Mary Glowrey circa 1926. Picture: © Catholic Women’s League of Victoria and Wagga Wagga. Used with permission.

While it is up to the Catholic Church to judge whether Mary can be credited with a proven miracle, I would think bringing and keeping together so many partners must in itself be miraculous.

Mary was also deeply respectful of India, its people and their systems, and this set her apart from the prevailing attitudes demonstrated by many of her Western contemporaries. She aimed to build on existing systems and approaches to health rather than to merely replace them.

In recognising Mary’s tremendous contributions to health, St Vincent’s Health Australia and the Faculty of Medicine, Dentistry and Health Sciences at the University of Melbourne have established the Sr Dr Mary Glowrey Scholars Program to support health professionals from CHAI to gain training and skills in Melbourne.
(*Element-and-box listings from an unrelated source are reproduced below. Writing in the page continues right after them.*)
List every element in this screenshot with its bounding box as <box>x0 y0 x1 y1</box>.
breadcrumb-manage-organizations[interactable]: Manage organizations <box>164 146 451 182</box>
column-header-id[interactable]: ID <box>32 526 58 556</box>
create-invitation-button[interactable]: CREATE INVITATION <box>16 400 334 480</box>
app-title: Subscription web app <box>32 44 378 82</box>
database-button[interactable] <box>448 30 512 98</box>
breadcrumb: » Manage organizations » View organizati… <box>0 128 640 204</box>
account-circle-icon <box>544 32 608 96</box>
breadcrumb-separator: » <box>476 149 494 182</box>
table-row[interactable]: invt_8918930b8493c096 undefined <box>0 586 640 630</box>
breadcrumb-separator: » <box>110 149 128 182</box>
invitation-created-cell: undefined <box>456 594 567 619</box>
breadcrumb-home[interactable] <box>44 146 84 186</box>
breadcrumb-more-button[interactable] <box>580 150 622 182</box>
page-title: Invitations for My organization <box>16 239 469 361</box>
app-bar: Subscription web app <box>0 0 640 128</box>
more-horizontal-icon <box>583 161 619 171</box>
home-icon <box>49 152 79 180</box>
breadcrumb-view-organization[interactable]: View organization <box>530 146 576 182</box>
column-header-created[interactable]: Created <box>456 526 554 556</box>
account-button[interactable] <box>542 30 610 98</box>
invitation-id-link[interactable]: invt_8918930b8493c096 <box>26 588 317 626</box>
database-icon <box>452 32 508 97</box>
CHAI director Rev Dr Father Mathew Abraham is currently in Melbourne to inaugurate the new program.

Whether or not you are Catholic (and I am not) Mary was a Victorian woman of whom all Victorians can be immensely proud. We can learn from her passion and approach to global health. She should be an inspiration to many of us who want to use our skills to make a true and lasting difference in this world.

Mary was recognised by the Catholic Church as a “Servant of God” in 2013, the first of four official approvals towards sainthood.

The author gratefully acknowledges the assistance in writing this article of Robyn Fahy of the Catholic Women’s League of Victoria & Wagga Wagga.

Banner Image: University of Melbourne, Senior Anatomy Class 1908. Of the three women, Mary Glowrey is on the right. Picture: Medical History Museum, University of Melbourne.